Young / Martin

A Pulse Passes from Hand to Hand

An easy Saturday light fades in, surrounding the music of sound artist Jeremy Young and cellist Aaron Martin. You wake up resting on a snug, pillow-soft layer of ambiance, made all the more pleasant by the lightly golden tape loop that shines in through the window and replaces the Sun with its vapours of ambient. A Pulse Passes from Hand to Hand; the warm glow passes from the Sun and falls upon us. It’s a gift. The watery sound of the piano passes easily through the white fluffy clouds that carry the developing ambient tone; from sky to land, from hand to hand.

A single tape loop of a short piano composition is then built upon, stone by stone, accompanied by atmospheric textures, clean, shimmering guitars, higher notes that dapple the loop with the tranquil light of early morning and cool cello phrases that cast shadows over the swathes of suburbia. The loop is cemented into the music, and this lets everything else slowly approach and fully explore their environment without any fear of it all collapsing. They have the kind of unabashed freedom that improvisation so often permits; it can never be dulled or diluted. The cello fades in early on, and the notes glisten in the burning amber of the light. The dynamics of the cello rise to a point of no return, concealing the loop with its thick, leathery texture as it wraps itself around the piano, Boa-style. At this point, the piano can only weakly glint, but it doesn’t take long for everything else to fade away, and it quickly becomes clear that the piano is the one with the staying power; the alpha and the omega.

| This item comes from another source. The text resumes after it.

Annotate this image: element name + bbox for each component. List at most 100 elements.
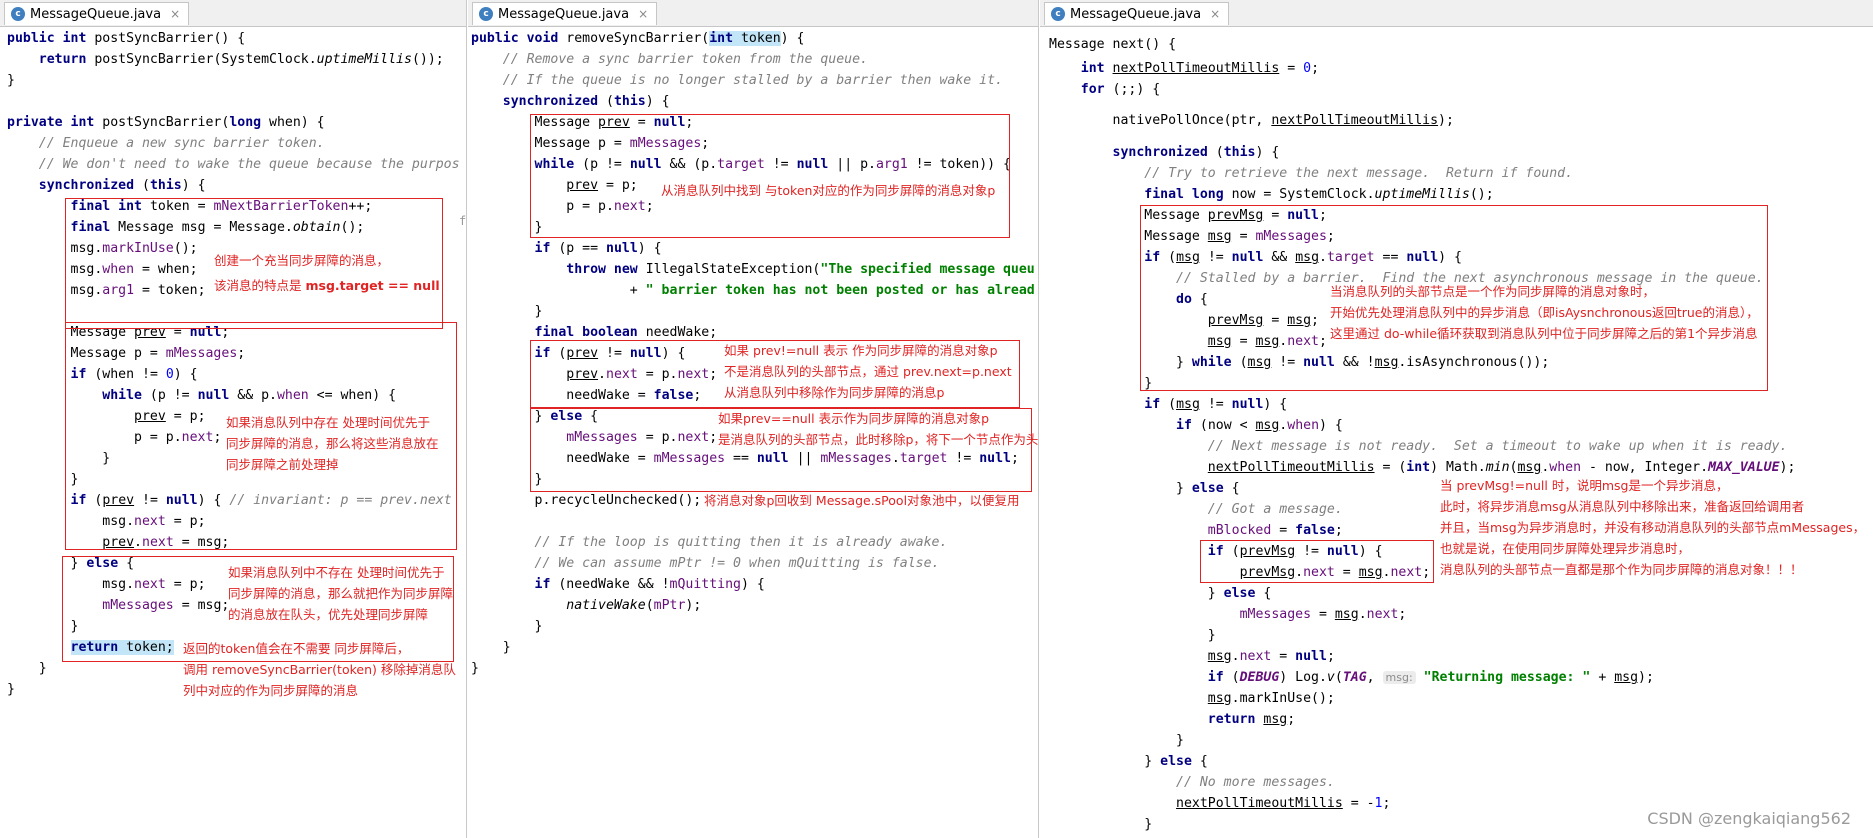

The piano sits resolutely, but the wobbling, minimal electronics twirl in the air, like the casual descent of an autumn leaf. It’s the beginning of a season, set to music. The pulse of the music passes from the artist to the listener in a never ending cycle. While the loops inevitably repeat and do not in the slightest way vary, the cello is always hovering around, and her melodic pathways push the music forward; it’s never held back by the loop. Talking of loops, the piano is a fragile sound; it could be torn apart by anything, but it never is. Vaguely melancholic, but swimming in a lake of cherished memories, the piano’s recurring phrase sedates the music. No more is this the case than on ‘Bercaux’, where the loop softly ripples. There’s a natural beauty to the music. You can imagine pine-scented trees and waterfalls drenched in a spray of white foam. Sometimes, the piano is left alone; left to hang in the black, still hour. It eventually drifts dreamily into a blurred tone as its notes drip onto the ground. A cello starts to emerge, all the while cocooned and protected by the familiar gaze of the loop. The piano loses its harder edges. They finally melt away, but its melody still lingers in the form of echoes and its pulse can still be felt.